The National Churches Trust, together with many other organisations, has responded to a consultation by the Home Office on 'The Protect Duty’ more commonly be known as Martyn’s law.
Martyn Hett was amongst those who tragically died following a terrorist attack at the Manchester Arena following a concert in 2017. Since his death, Martyn’s mother has campaigned for the creation of a new ‘Protect Duty’ for public places and venues which will require improved security measures to protect against a terrorist attack, such as that which took her son’s life.
The Historic Religious Buildings Alliance have also published their response to the Protect Duty consultation which can be read on their website.
National Churches Trust consultation response
The National Churches Trust is the UK wide charity supporting church buildings open for worship. We support church buildings of all denominations. Our work focuses on two main goals: sustaining church buildings and inspiring support for church buildings.
The National Churches Trust welcomes the overall aims of the Protect Duty to safeguard the public from terrorism by introducing a range of measures to make the public safer at publicly accessible locations.
However, the proposals in the consultation document, as they currently stand, could have a very detrimental effect on churches, chapels and meeting houses, potentially meaning that some may choose to close their doors to the public outside strictly defined worship times.
1. The nature of church buildings in the UK
The consultation states in Section 1. Proposal 1. "The Duty should apply to owners and/or operators of publicly accessible venues with a capacity of 100 persons or more."
It goes on to state:
"For most organisations in scope of a Protect Duty, we propose that compliance would be demonstrated by providing assurance that the threat and risk impacts had been considered, and appropriate mitigations had been considered and taken forward (implemented or plans in place for their progression). For organisations at the lower end of criteria thresholds, this would entail simple low – or no - cost preparedness measures such as ensuring that:
• Staff are trained and aware of the nature of threats, likely attack methodologies and how to respond;
• Staff are trained to identify the signs of hostile reconnaissance and take appropriate action; and
• There are plans in place for an organisation's response to different attack types, which are regularly trained and exercised."
There are around 40,500 church buildings in the UK that are open for public worship. This includes churches in small villages, which rely on a very small number of volunteers to look after the building, as well as large city churches, which may have paid employees managing the building. The overwhelming majority of these churches, including small rural churches, have a capacity of 100 persons or more, (although for some, far fewer than this number attend church services) and would be impacted by the Protect Duty.
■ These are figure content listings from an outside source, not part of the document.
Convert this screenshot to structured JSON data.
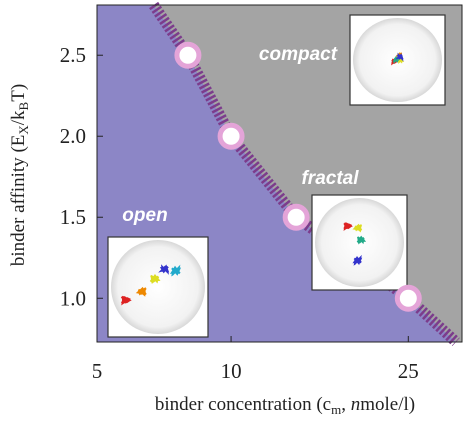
{
  "chart_data": {
    "type": "phase",
    "xscale": "log",
    "xlim": [
      5,
      33
    ],
    "xticks": [
      5,
      10,
      25
    ],
    "ylim": [
      0.73,
      2.81
    ],
    "yticks": [
      {
        "value": 1,
        "label": "1.0"
      },
      {
        "value": 1.5,
        "label": "1.5"
      },
      {
        "value": 2,
        "label": "2.0"
      },
      {
        "value": 2.5,
        "label": "2.5"
      }
    ],
    "xlabel": [
      "binder concentration (c",
      "m",
      ", ",
      "n",
      "mole/l)"
    ],
    "ylabel": [
      "binder affinity (E",
      "X",
      "/k",
      "B",
      "T)"
    ],
    "regions": {
      "open": "#8c86c6",
      "collapsed": "#a4a4a4"
    },
    "points": {
      "x": [
        8,
        10,
        14,
        25
      ],
      "y": [
        2.5,
        2.0,
        1.5,
        1.0
      ],
      "color": "#e4a4d8"
    },
    "boundary": {
      "x": [
        6.7,
        8,
        10,
        14,
        25,
        32
      ],
      "y": [
        2.81,
        2.5,
        2.0,
        1.5,
        1.0,
        0.73
      ],
      "color": "#7c3c8c"
    },
    "annotations": [
      "open",
      "fractal",
      "compact"
    ]
  }
}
2. Potential impact of The Protect Duty on churches
The Protect Duty would require churches with a capacity of 100 or more, (that is to say, the overwhelming majority), as with all other venues, to be trained and aware of the nature of terrorist threats, likely attack methodologies and how to respond.
This could disproportionately affect churches which depend heavily on volunteers to look after their buildings. Many churches already face severe financial pressures which can be due to having small congregations, having to pay large sums of money for repairs and maintenance to keep what are often ancient, historic and Listed buildings in good condition, and suffering from a decline in income during the COVID-19 lockdowns.
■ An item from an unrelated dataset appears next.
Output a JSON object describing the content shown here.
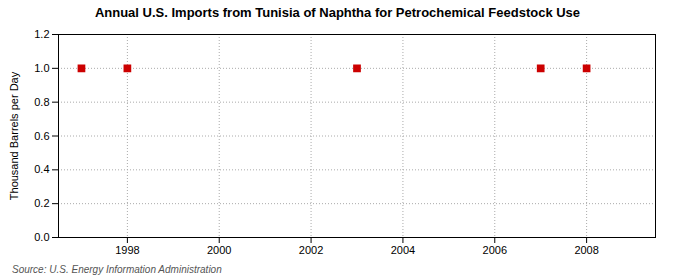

The Protect Duty would be likely to add considerable additional administrative and financial burdens onto these buildings, and could ultimately lead to them being closed apart from at service times.
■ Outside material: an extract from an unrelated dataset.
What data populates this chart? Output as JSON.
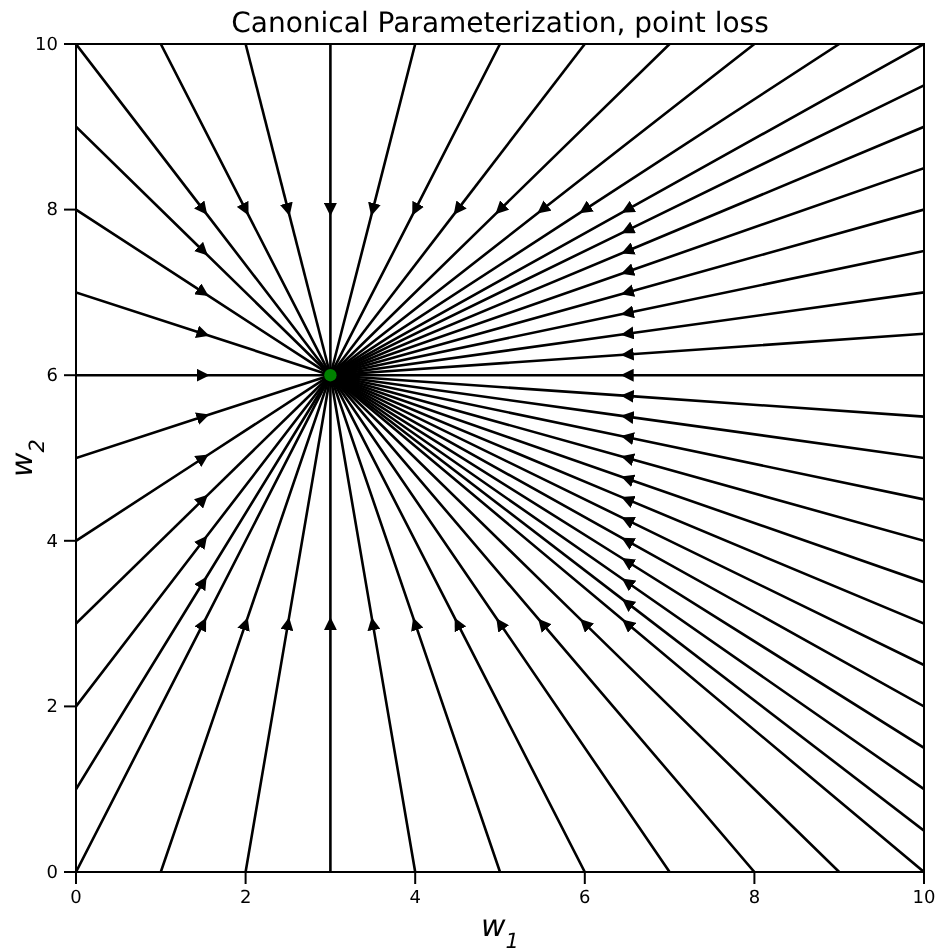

This could include increased costs associated with the insurance of church buildings if there is a statutory duty to take the potential risk of terrorism into account. Insurance premiums could be much higher should the penalties be civil ones and not criminal ones, as this means there could be need to insure against being held liable following an attack.
3. Other issues
The Church of England has suggested other specific issues with the Protect Duty.
That they could undermine the welcome a church can give to those who attend or visit;
That compliance could impact on the willingness of people to volunteer or hold voluntary groups;
That the duty will cover all the public space that a church has – halls, churchyards, fields
The National Churches Trust endorses these concerns.
4. The importance of keeping churches open to the public.
Whilst some churches only open for the purpose of holding religious services, many more have an open door policy of allowing people to enter during the day throughout the week for spiritual reflection, sightseeing or to take part in wide range of community activities that are held in church buildings, such as youth clubs, mother and toddler groups and for accessing help such as food banks.
The National Churches Trust actively encourages churches, chapels and meeting houses to open on a regular basis. For all of the projects we fund, one of our criteria is that the church must be open for a minimum of 100 days a year beyond worship use. We also provide a wide range of advice and support to help churches attract more tourists and visitors,
Church buildings are places of worship, a vital part of the UK's heritage and many provide invaluable community support. Getting more people to use, value and visit them is key to help ensure their long- term sustainability.
In conclusion, we ask that the specific nature of church buildings - the role they play in the daily life of the nation, the fact that they are in the main looked after and managed by volunteers and the severe financial pressure faced by many of them - is properly considered in drawing up Protect Duty legislation.
Otherwise, the Protect Duty may mean that many churches may simply choose to close their doors and stop access to the public to their buildings on a permanent basis.